Tuesday, February 14, 2012

In the kitchen: potato leek soup & nostalgia

{I wrote the following excerpt in my journal exactly one year ago during a particularly strong bout of nostalgia for my time living in London. I stumbled across it a few weeks ago and haven't been able to get a good cup of potato leek soup off of my mind since-- so off to the farmer's market I went to pick up my ingredients. I thought I'd share with you my version of this recipe, as well as one of my favorite personal writings about my time abroad :)}
I’ve been getting an itch to make potato-leek soup lately. Maybe it’s the resurgence of winter, maybe it’s the cozy desire to nest I get every February, but I think the real cause lies in a teensy little heartache for London. It’s no surprise to anyone who knows me that my four months there were full of tumultuous ups-and-downs, but everything that happened there was an important cog in the personal transformation that had to happen. And while some days I love to remember the big, life-rattling changes, other days, I simply like to remember the little things. Like potato leek soup. Like taking my typical Sunday morning walk to Hyde Park and planting my little behind at the Serpentine Cafe, people-watching, journal in hand. I remember every single thing I ever ordered there, and how delicious it all was. Pillowy, creamy eggs florentine in a bed of spinach. Ripe, tart red currant muffins with a freshly squeezed strawberry lemonade. A piping hot cup of potato leek soup with a crunchy, crusty piece of sourdough bread. It was all delicious, but that potato leek soup was something else. I don’t think I’d ever had anything like it before, and I guess I was kind of expecting it to taste like baked potato soup. Oh boy, was I ever wrong. It was simultaneously thick, milky and brothy all at once. It was savory and rich, with just a hint of sweetness from the leeks. Rather than the creamy, cheesy potato soups of my past, it was punctuated only by the sharpness of the herbs, the way the scalding broth sat on my tongue, or was soaked up instantly in the hunk of sourdough. It’s the little memories like this one that pervade my consciousness, nag at my brain until I find myself in the grocery store aisle with a basket full of potatoes, heavy cream, and leafy green leek stalks. These are the memories I like to bring to the forefront of my mind, the memories that I love to remember, experience again and again with a sort of sweet nostalgia. The kind of stories I’ll love to tell every time I serve my own potato-leek soup— bringing someone else into my story, making it all the more real and permanent. 

February 27th, 2011
Sunday Afternoon Potato Leek Soup

2 T butter
2 large leeks, trimmed of roots & darkest leafy parts & cut horizontally (so you end up with tons of little concentric circles)
salt & pepper
3 c. diced potatoes (I didn't peel mine because I'm lazy rustic, frankly I think it's tastier that way)
3 c. chicken or vegetable broth
2 c. water
(you can add a splash of cream at the end of cooking if you'd like; I used to, but after omitting it once I never found the need to add it again-- this soup is perfect in its simplicity, and surprisingly creamy enough from the potatoes.)

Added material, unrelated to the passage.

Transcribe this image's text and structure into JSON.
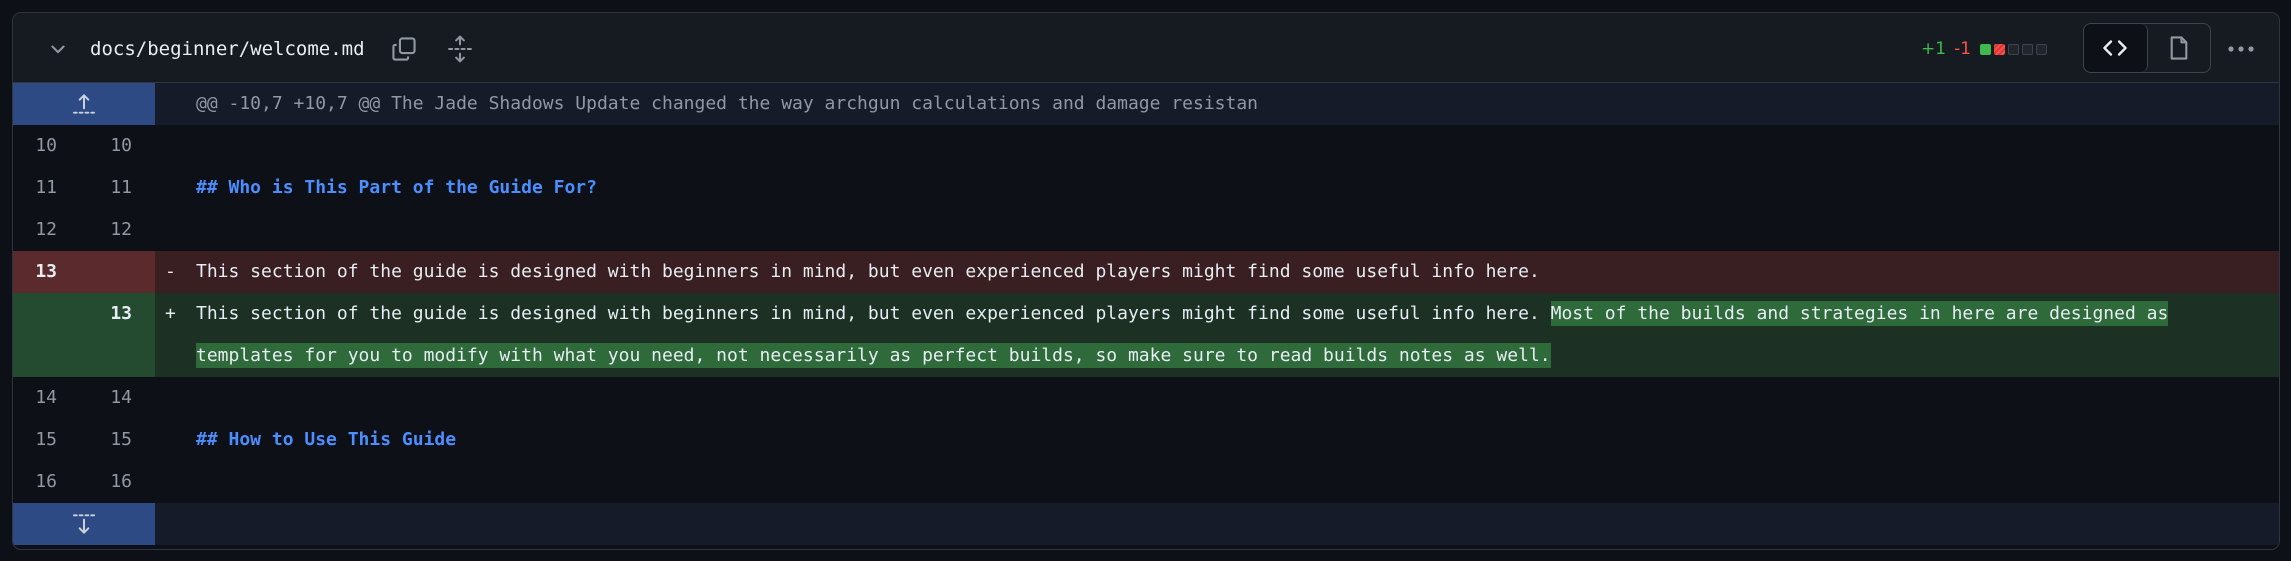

Heat butter in a large pot until melted; add chopped leeks and sauté until leeks have wilted & turned vibrantly green, roughly 5-10 minutes. Season with salt and pepper (don't be afraid to be generous!) Add in diced potatoes and liquid (broth & water), bring to a boil. Turn heat down to a simmer and cook, covered, until potatoes are fork-tender. At this point, blend either in a high-speed blender, food processor, or with an immersion blender. Side note: I used an immersion blender and it was AWESOME how much more simple the soup-making process became. Scoop into bowls, try to resist licking your ladle until the soup cools down a bit. Enjoy :) It always amazes me how few ingredients are necessary to make such a flavorful, easy soup-- I love how in about an hour on a cold afternoon, I can have a fresh bowl of homemade soup in front of me. The best!